As she had done the morning he healed her hand, she heard herself asking a question she had no intention of saying out loud: “Do you see differently?”

“With my red eyes?” he said, equably enough, and blinked. His eyelids stayed closed a fraction longer than a usual blink, and when they opened again that sense of burning embers was even stronger, in a face that seemed itself to flicker slightly, like a hot fire burnt low. “I’m not sure. It’s a gradual process, being taken by Fire. I still see the leaves of the trees as green, and a cloudless sky as blue. But I see heat, in a way I remember I did not, when I…before I entered Fire.”

“You see heat,” she said, not understanding.

“You are warmer than the surrounding air,” he said. “I see—or read—that. I read Ponty as a warm space too. A warm solid space—a Ponty-shaped space. His heat outlines him, and inside…within that outline there is movement, swirls, billows, like a stream in wild country over a rough rocky bed…the movement of his life force. It moves clearly and strongly in him, like clear water.

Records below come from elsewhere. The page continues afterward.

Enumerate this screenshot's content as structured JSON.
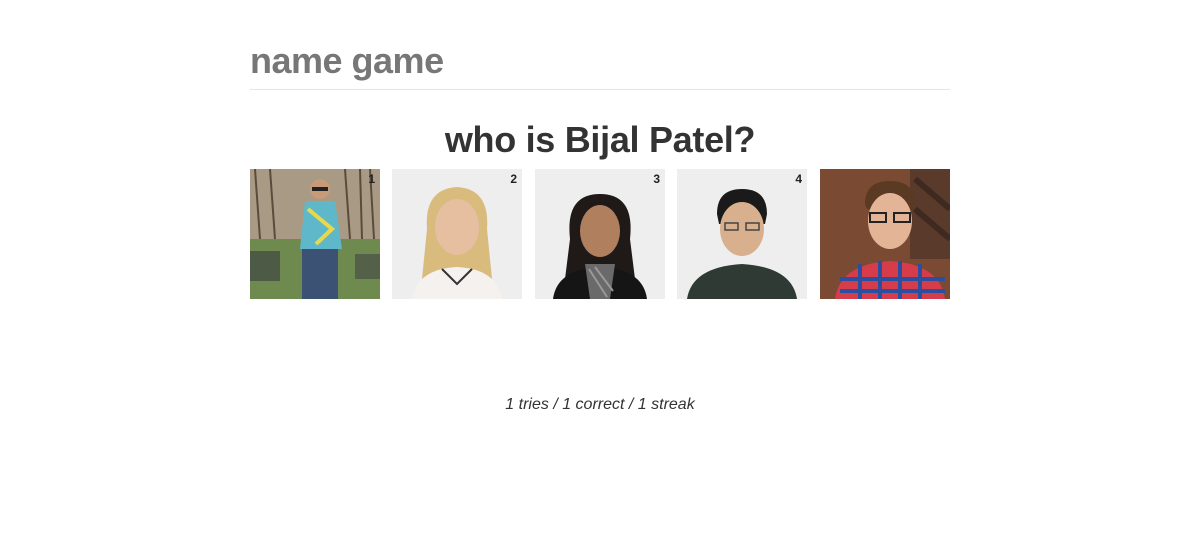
{
  "header": {
    "title": "name game"
  },
  "question": {
    "text": "who is Bijal Patel?"
  },
  "photos": [
    {
      "number": "1",
      "description": "man-in-park-photo"
    },
    {
      "number": "2",
      "description": "woman-blonde-photo"
    },
    {
      "number": "3",
      "description": "woman-scarf-photo"
    },
    {
      "number": "4",
      "description": "man-glasses-photo"
    },
    {
      "number": "",
      "description": "man-plaid-shirt-photo"
    }
  ],
  "score": {
    "text": "1 tries / 1 correct / 1 streak"
  }
}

It is rarely so strong or so clear in humans. There is a rabbit in the brush over there; I see the curled and curling shape of its warmth, its body, behind the leaves, which screen it, I think, from your sight.” He looked around. “You can probably pick out the singing birds in your trees by tracing the sound; I can see the silent ones. I can see the ones invisible on their nests, and I can see how many eggs they sit on, for this late brooding. I can see where there is no life inside a shell, that it will not hatch.”

“And the bees?” she said, fascinated.

“Yes. The bees are tiny golden sparks, as of fire.”

“Of honey.”

“Yes. Of honey. The hives glitter with the movement of the bees.”

“I wish I could see them like that,” she said wistfully. “It must be very beautiful.”

He made no answer and—again as she had done that morning before he had first asked her to stand by him—she suddenly recalled to whom she spoke, and looked at him quickly, her mouth already open to apologise. But he was looking at her with what seemed to her was surprise. Her mouth stayed open, but no words came out.